00:01:41First off, I had to clone the Git repo and install the requirements, then I also needed
00:01:45to get my Gemini API key, which I just housed in an EMV file.
00:01:49I then typed out this Python script here to run this and describe what I wanted to extract
00:01:54in my prompt.
00:01:56This is why you need some understanding of Python.
00:01:58All my entities, attributes, relationships, all written as this prompt.
00:02:02There is no training data, there is no model tuning.
00:02:05Then lang extract runs and I get a structured JSON output.
00:02:09Now here's the part I want you to notice because this is the whole point.
00:02:12Every extracted field here is linked back to the same exact sentence it came from in my
00:02:18JSON.
00:02:19So if you're reviewing it, debugging, explaining to someone else, you're no more guessing.

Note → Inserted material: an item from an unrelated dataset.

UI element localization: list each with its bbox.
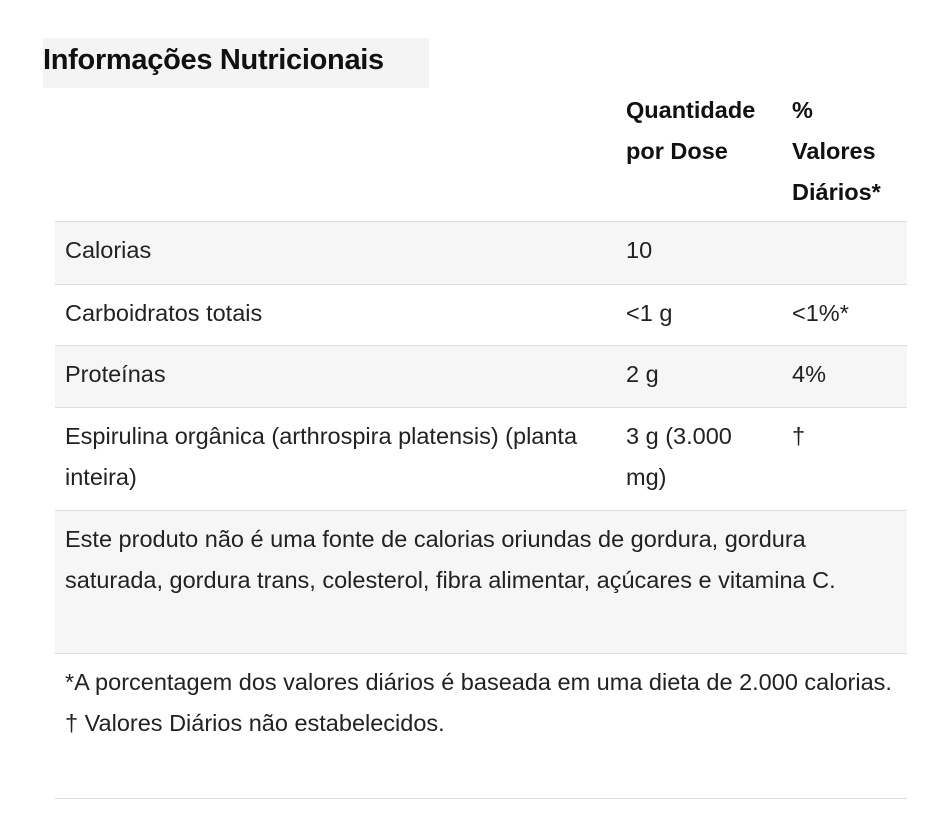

00:02:23But one of the coolest features I found here was the interactive HTML page, which it auto-generates.
00:02:29This is where you can click an entity and see it highlighted in the original text and
00:02:33run through for a quicker visual to see all the targeted words you were after.
00:02:38That's why it's huge for debugging, audits, reviews, that kind of thing.
00:02:42And if you need to do this at scale, batch mode lets you run it across thousands of documents
00:02:46more efficiently.
00:02:48So yeah, this looks great.
00:02:50This was really cool too, especially the HTML part.
00:02:52Okay, now why are devs ditching old school NLP for this?
00:02:56And that's because messy text isn't just annoying, right?
00:02:59It is annoying, but it's also expensive.
00:03:01It costs time and it breaks things.
00:03:03That's why we're seeing lang extract show up where accuracy and traceability actually matter.
00:03:08Things like extracting structured data from clinical notes while still being able to audit
00:03:12where it came from.
00:03:13That's huge.
00:03:14Or maybe we're turning feedback and support tickets into knowledge graphs instead of those
00:03:18giant CSV files.
00:03:20With all the good we get from these style tools, we also get some bad too.
00:03:24These will influence how you decide to use it.
00:03:26For the good, we have a lot here.
00:03:27The setup is simple, right?
00:03:29Pip install, write a prompt, go.
00:03:31Grounded outputs reduced LLM trust issues because you can verify everything and you're not locked
00:03:36into one model.
00:03:37It works local or cloud.
00:03:39Both of these are going to work and it handles long documents better than most tools.
00:03:43It's free, it's open source, and it's moving fast.
00:03:45There are some drawbacks here that you may feel because you still pay LLM costs at scale.
00:03:51Really noisy text can cause incomplete extractions.
00:03:53It's Python first, so if you don't know Python, there might be a bit of a learning curve, but
00:03:57Python's great.
00:03:58It's not ideal for ultra low latency real time apps.
00:04:01Why should you care?
00:04:02Because lang extract lowers the barrier to working with unstructured data without building
00:04:07custom models or fragile pipelines.
00:04:09It makes LLM output something you can actually trust in production because it's tied back
00:04:14to where it came from, especially in sectors, maybe like finance, healthcare, compliance,
00:04:19that sort of stuff where it really does matter.
00:04:21Plus, it fits right into modern stacks, rag, search, knowledge graph, analytics, whatever
00:04:26you're building.
00:04:27If unstructured data is slowing you down, this tool can seriously level you up.
00:04:31If data is part of your job and let's be real, it's probably worth checking out.
00:04:35We'll see you in another video.